"Know thyself" the ad for eight books from Princeton University Press says. Here are the titles and subtitles of the books in their ad from The New York Review.
Soul Dust: The Magic of Consciousness
Why Everyone (Else) Is a Hypocrite: Evolution and The Modular Mind
The Recursive Mind: The Origins of Human Language, Thought, and Civilization
Identity Economics: How Our Identities Shape Our work, Wages, and Well-Being
Blind Spots: Why We Fail to Do What's Right and What to Do About It
Beyond the Brain: How Body and Environment Shape Animal and Human Minds
Braintrust: What Neuroscience Tells Us About Morality
The Brain and the Meaning of Life
The last, by Paul Thagard, had no subtitle but the ad offers this comment on its content from Michael Shermer in Science.

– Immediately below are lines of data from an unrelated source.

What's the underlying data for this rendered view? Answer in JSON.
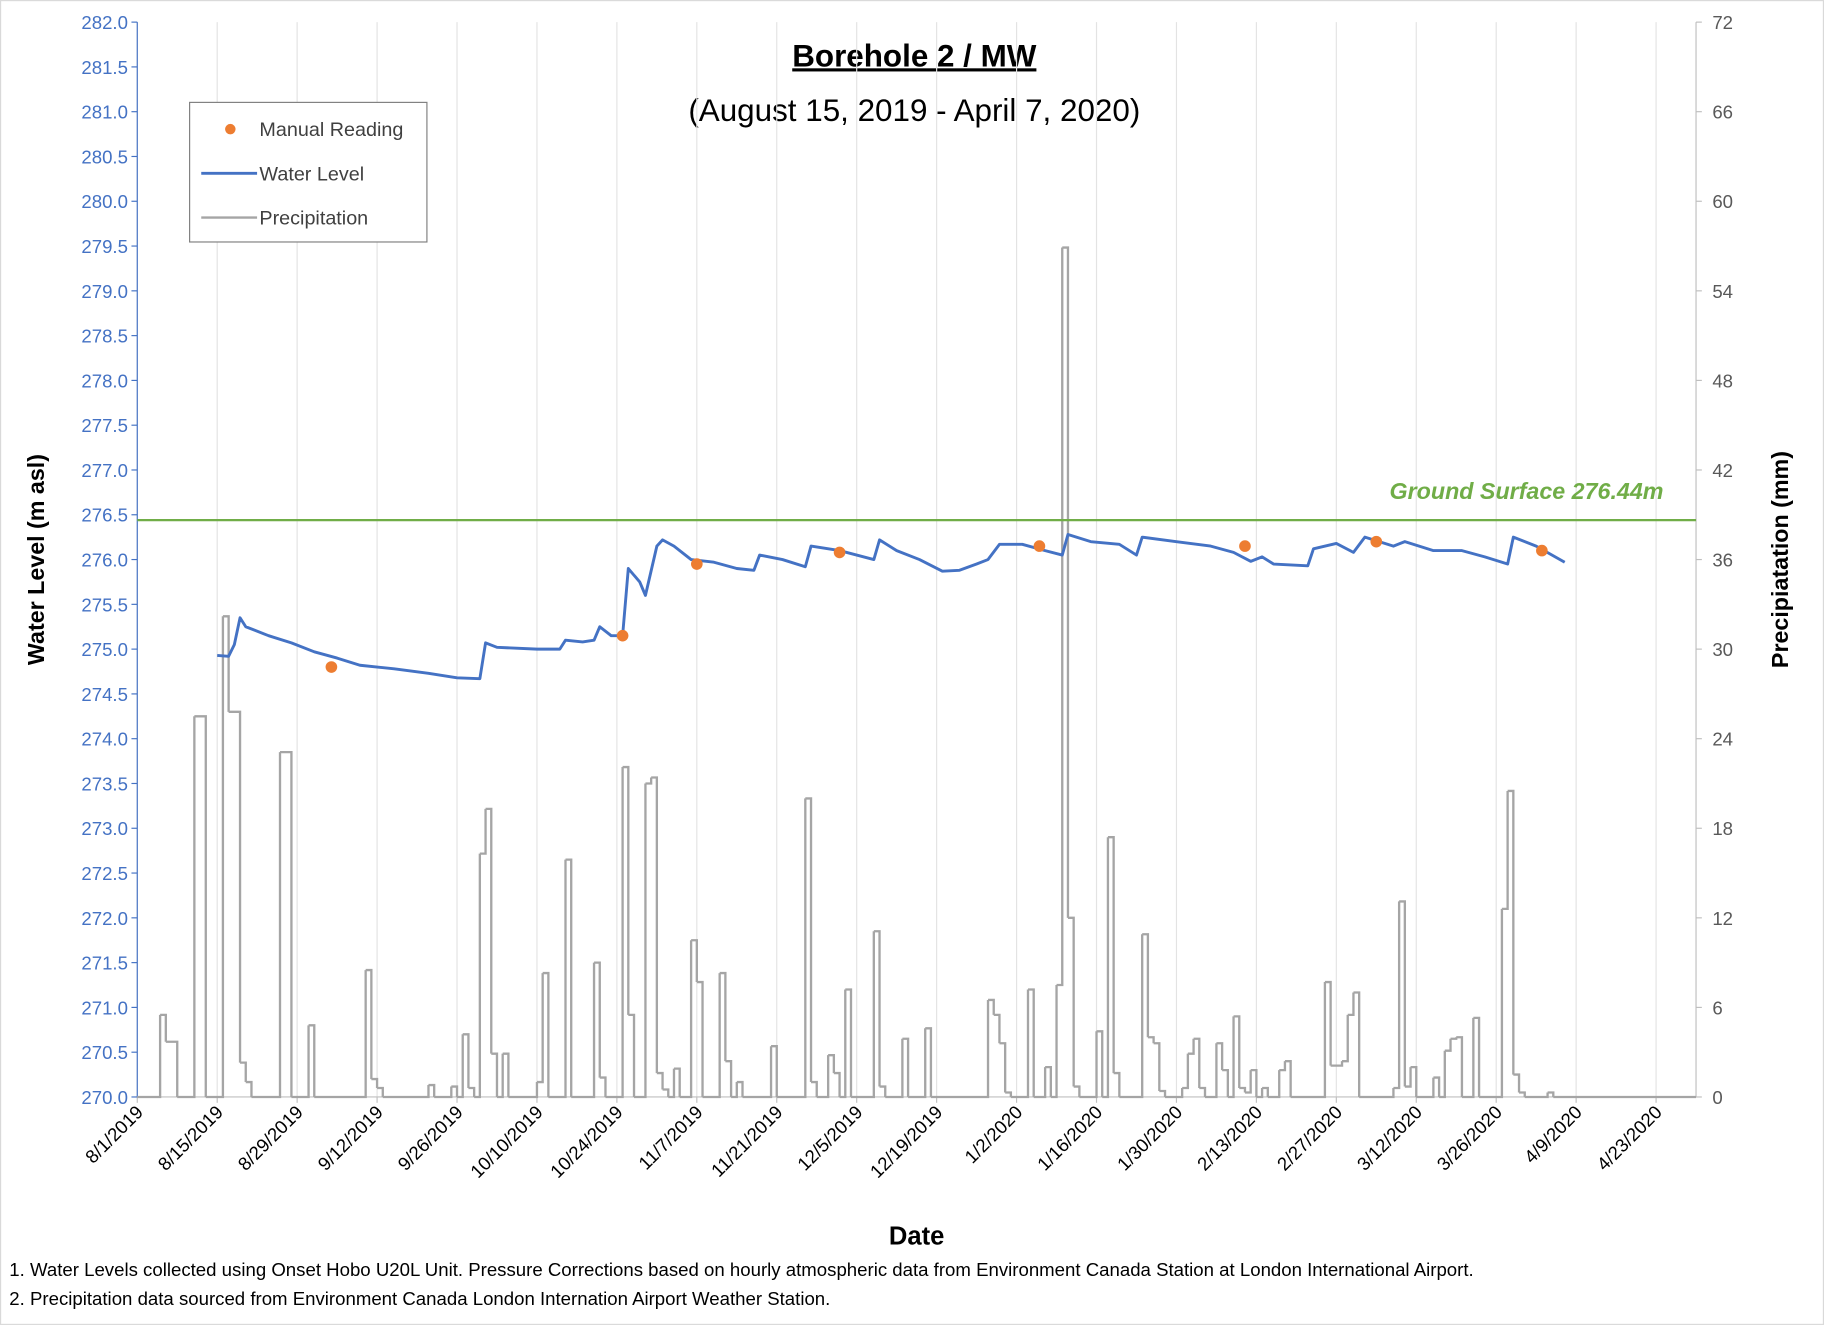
{
  "chart_data": {
    "type": "line",
    "title": "Borehole 2 / MW",
    "subtitle": "(August 15, 2019 - April 7, 2020)",
    "x_label": "Date",
    "y_label": "Water Level (m asl)",
    "y2_label": "Precipiatation (mm)",
    "legend": "upper left",
    "grid": "x",
    "xlim": [
      "8/1/2019",
      "4/30/2020"
    ],
    "xticks": [
      "8/1/2019",
      "8/15/2019",
      "8/29/2019",
      "9/12/2019",
      "9/26/2019",
      "10/10/2019",
      "10/24/2019",
      "11/7/2019",
      "11/21/2019",
      "12/5/2019",
      "12/19/2019",
      "1/2/2020",
      "1/16/2020",
      "1/30/2020",
      "2/13/2020",
      "2/27/2020",
      "3/12/2020",
      "3/26/2020",
      "4/9/2020",
      "4/23/2020"
    ],
    "ylim": [
      270,
      282
    ],
    "yticks": [
      {
        "value": 270,
        "label": "270.0"
      },
      {
        "value": 270.5,
        "label": "270.5"
      },
      {
        "value": 271,
        "label": "271.0"
      },
      {
        "value": 271.5,
        "label": "271.5"
      },
      {
        "value": 272,
        "label": "272.0"
      },
      {
        "value": 272.5,
        "label": "272.5"
      },
      {
        "value": 273,
        "label": "273.0"
      },
      {
        "value": 273.5,
        "label": "273.5"
      },
      {
        "value": 274,
        "label": "274.0"
      },
      {
        "value": 274.5,
        "label": "274.5"
      },
      {
        "value": 275,
        "label": "275.0"
      },
      {
        "value": 275.5,
        "label": "275.5"
      },
      {
        "value": 276,
        "label": "276.0"
      },
      {
        "value": 276.5,
        "label": "276.5"
      },
      {
        "value": 277,
        "label": "277.0"
      },
      {
        "value": 277.5,
        "label": "277.5"
      },
      {
        "value": 278,
        "label": "278.0"
      },
      {
        "value": 278.5,
        "label": "278.5"
      },
      {
        "value": 279,
        "label": "279.0"
      },
      {
        "value": 279.5,
        "label": "279.5"
      },
      {
        "value": 280,
        "label": "280.0"
      },
      {
        "value": 280.5,
        "label": "280.5"
      },
      {
        "value": 281,
        "label": "281.0"
      },
      {
        "value": 281.5,
        "label": "281.5"
      },
      {
        "value": 282,
        "label": "282.0"
      }
    ],
    "y2lim": [
      0,
      72
    ],
    "y2ticks": [
      0,
      6,
      12,
      18,
      24,
      30,
      36,
      42,
      48,
      54,
      60,
      66,
      72
    ],
    "reference_line": {
      "label": "Ground Surface 276.44m",
      "value": 276.44,
      "color": "#70ad47"
    },
    "series": [
      {
        "name": "Manual Reading",
        "type": "scatter",
        "color": "#ed7d31",
        "x": [
          "9/4/2019",
          "10/25/2019",
          "11/7/2019",
          "12/2/2019",
          "1/6/2020",
          "2/11/2020",
          "3/5/2020",
          "4/3/2020"
        ],
        "values": [
          274.8,
          275.15,
          275.95,
          276.08,
          276.15,
          276.15,
          276.2,
          276.1
        ]
      },
      {
        "name": "Water Level",
        "type": "line",
        "color": "#4472c4",
        "x": [
          "8/15/2019",
          "8/17/2019",
          "8/18/2019",
          "8/19/2019",
          "8/20/2019",
          "8/24/2019",
          "8/28/2019",
          "9/1/2019",
          "9/5/2019",
          "9/9/2019",
          "9/15/2019",
          "9/21/2019",
          "9/26/2019",
          "9/30/2019",
          "10/1/2019",
          "10/3/2019",
          "10/10/2019",
          "10/14/2019",
          "10/15/2019",
          "10/18/2019",
          "10/20/2019",
          "10/21/2019",
          "10/23/2019",
          "10/25/2019",
          "10/26/2019",
          "10/28/2019",
          "10/29/2019",
          "10/31/2019",
          "11/1/2019",
          "11/3/2019",
          "11/6/2019",
          "11/10/2019",
          "11/14/2019",
          "11/17/2019",
          "11/18/2019",
          "11/22/2019",
          "11/26/2019",
          "11/27/2019",
          "12/2/2019",
          "12/5/2019",
          "12/8/2019",
          "12/9/2019",
          "12/12/2019",
          "12/16/2019",
          "12/20/2019",
          "12/23/2019",
          "12/26/2019",
          "12/28/2019",
          "12/30/2019",
          "1/3/2020",
          "1/7/2020",
          "1/10/2020",
          "1/11/2020",
          "1/15/2020",
          "1/20/2020",
          "1/23/2020",
          "1/24/2020",
          "1/30/2020",
          "2/5/2020",
          "2/9/2020",
          "2/12/2020",
          "2/14/2020",
          "2/16/2020",
          "2/22/2020",
          "2/23/2020",
          "2/27/2020",
          "3/1/2020",
          "3/3/2020",
          "3/8/2020",
          "3/10/2020",
          "3/15/2020",
          "3/20/2020",
          "3/24/2020",
          "3/28/2020",
          "3/29/2020",
          "4/2/2020",
          "4/7/2020"
        ],
        "values": [
          274.93,
          274.92,
          275.05,
          275.35,
          275.25,
          275.15,
          275.07,
          274.97,
          274.9,
          274.82,
          274.78,
          274.73,
          274.68,
          274.67,
          275.07,
          275.02,
          275.0,
          275.0,
          275.1,
          275.08,
          275.1,
          275.25,
          275.15,
          275.15,
          275.9,
          275.75,
          275.6,
          276.15,
          276.22,
          276.15,
          276.0,
          275.97,
          275.9,
          275.88,
          276.05,
          276.0,
          275.92,
          276.15,
          276.1,
          276.05,
          276.0,
          276.22,
          276.1,
          276.0,
          275.87,
          275.88,
          275.95,
          276.0,
          276.17,
          276.17,
          276.1,
          276.05,
          276.28,
          276.2,
          276.17,
          276.05,
          276.25,
          276.2,
          276.15,
          276.08,
          275.98,
          276.03,
          275.95,
          275.93,
          276.12,
          276.18,
          276.08,
          276.25,
          276.15,
          276.2,
          276.1,
          276.1,
          276.03,
          275.95,
          276.25,
          276.15,
          275.97
        ]
      },
      {
        "name": "Precipitation",
        "type": "step",
        "axis": "y2",
        "color": "#a5a5a5",
        "x": [
          "8/1/2019",
          "8/5/2019",
          "8/6/2019",
          "8/8/2019",
          "8/11/2019",
          "8/13/2019",
          "8/16/2019",
          "8/17/2019",
          "8/19/2019",
          "8/20/2019",
          "8/21/2019",
          "8/26/2019",
          "8/28/2019",
          "8/31/2019",
          "9/1/2019",
          "9/10/2019",
          "9/11/2019",
          "9/12/2019",
          "9/13/2019",
          "9/21/2019",
          "9/22/2019",
          "9/25/2019",
          "9/26/2019",
          "9/27/2019",
          "9/28/2019",
          "9/29/2019",
          "9/30/2019",
          "10/1/2019",
          "10/2/2019",
          "10/3/2019",
          "10/4/2019",
          "10/5/2019",
          "10/10/2019",
          "10/11/2019",
          "10/12/2019",
          "10/15/2019",
          "10/16/2019",
          "10/20/2019",
          "10/21/2019",
          "10/22/2019",
          "10/25/2019",
          "10/26/2019",
          "10/27/2019",
          "10/29/2019",
          "10/30/2019",
          "10/31/2019",
          "11/1/2019",
          "11/2/2019",
          "11/3/2019",
          "11/4/2019",
          "11/6/2019",
          "11/7/2019",
          "11/8/2019",
          "11/11/2019",
          "11/12/2019",
          "11/13/2019",
          "11/14/2019",
          "11/15/2019",
          "11/20/2019",
          "11/21/2019",
          "11/26/2019",
          "11/27/2019",
          "11/28/2019",
          "11/30/2019",
          "12/1/2019",
          "12/2/2019",
          "12/3/2019",
          "12/4/2019",
          "12/8/2019",
          "12/9/2019",
          "12/10/2019",
          "12/13/2019",
          "12/14/2019",
          "12/17/2019",
          "12/18/2019",
          "12/28/2019",
          "12/29/2019",
          "12/30/2019",
          "12/31/2019",
          "1/1/2020",
          "1/4/2020",
          "1/5/2020",
          "1/7/2020",
          "1/8/2020",
          "1/9/2020",
          "1/10/2020",
          "1/11/2020",
          "1/12/2020",
          "1/13/2020",
          "1/16/2020",
          "1/17/2020",
          "1/18/2020",
          "1/19/2020",
          "1/20/2020",
          "1/24/2020",
          "1/25/2020",
          "1/26/2020",
          "1/27/2020",
          "1/28/2020",
          "1/31/2020",
          "2/1/2020",
          "2/2/2020",
          "2/3/2020",
          "2/4/2020",
          "2/6/2020",
          "2/7/2020",
          "2/8/2020",
          "2/9/2020",
          "2/10/2020",
          "2/11/2020",
          "2/12/2020",
          "2/13/2020",
          "2/14/2020",
          "2/15/2020",
          "2/17/2020",
          "2/18/2020",
          "2/19/2020",
          "2/25/2020",
          "2/26/2020",
          "2/28/2020",
          "2/29/2020",
          "3/1/2020",
          "3/2/2020",
          "3/8/2020",
          "3/9/2020",
          "3/10/2020",
          "3/11/2020",
          "3/12/2020",
          "3/15/2020",
          "3/16/2020",
          "3/17/2020",
          "3/18/2020",
          "3/19/2020",
          "3/20/2020",
          "3/22/2020",
          "3/23/2020",
          "3/27/2020",
          "3/28/2020",
          "3/29/2020",
          "3/30/2020",
          "3/31/2020",
          "4/4/2020",
          "4/5/2020",
          "4/30/2020"
        ],
        "values": [
          0,
          5.5,
          3.7,
          0,
          25.5,
          0,
          32.2,
          25.8,
          2.3,
          1,
          0,
          23.1,
          0,
          4.8,
          0,
          8.5,
          1.2,
          0.6,
          0,
          0.8,
          0,
          0.7,
          0,
          4.2,
          0.6,
          0,
          16.3,
          19.3,
          2.9,
          0,
          2.9,
          0,
          1,
          8.3,
          0,
          15.9,
          0,
          9,
          1.3,
          0,
          22.1,
          5.5,
          0,
          21,
          21.4,
          1.6,
          0.5,
          0,
          1.9,
          0,
          10.5,
          7.7,
          0,
          8.3,
          2.4,
          0,
          1,
          0,
          3.4,
          0,
          20,
          1,
          0,
          2.8,
          1.6,
          0,
          7.2,
          0,
          11.1,
          0.7,
          0,
          3.9,
          0,
          4.6,
          0,
          6.5,
          5.5,
          3.6,
          0.3,
          0,
          7.2,
          0,
          2,
          0,
          7.5,
          56.9,
          12,
          0.7,
          0,
          4.4,
          0,
          17.4,
          1.6,
          0,
          10.9,
          4,
          3.6,
          0.4,
          0,
          0.6,
          2.9,
          3.9,
          0.6,
          0,
          3.6,
          1.8,
          0,
          5.4,
          0.6,
          0.3,
          1.8,
          0,
          0.6,
          0,
          1.8,
          2.4,
          0,
          7.7,
          2.1,
          2.4,
          5.5,
          7,
          0,
          0.6,
          13.1,
          0.7,
          2,
          0,
          1.3,
          0,
          3.1,
          3.9,
          4,
          0,
          5.3,
          0,
          12.6,
          20.5,
          1.5,
          0.3,
          0,
          0.3,
          0,
          0
        ]
      }
    ],
    "notes": [
      "1. Water Levels collected using Onset Hobo U20L Unit. Pressure Corrections based on hourly atmospheric data from Environment Canada Station at London International Airport.",
      "2. Precipitation data sourced from Environment Canada London Internation Airport Weather Station."
    ]
  }
}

"[Thagard]offers a tightly reasoned, often humorous, and original contribution to the emerging practice of applying science to areas heretofore the province of philosophers, theologians, ethicists, and politicians. What is reality and how can we know it? Are mind and brain one or two? What is the source of the sense of self? What is love? What is the difference between right and wrong, and how can we know it? What is the most legitimate form of government? What is the meaning of life, and how can we find happiness in it? Thagard employs the latest tools and findings of science in his attempts to answer these and additional questions,"
Before you invest I suggest you try to answer a few of these questions for yourself, as the heading of the ad seems to suggest.
Sounds pretty poppy; books on the brain sell well now.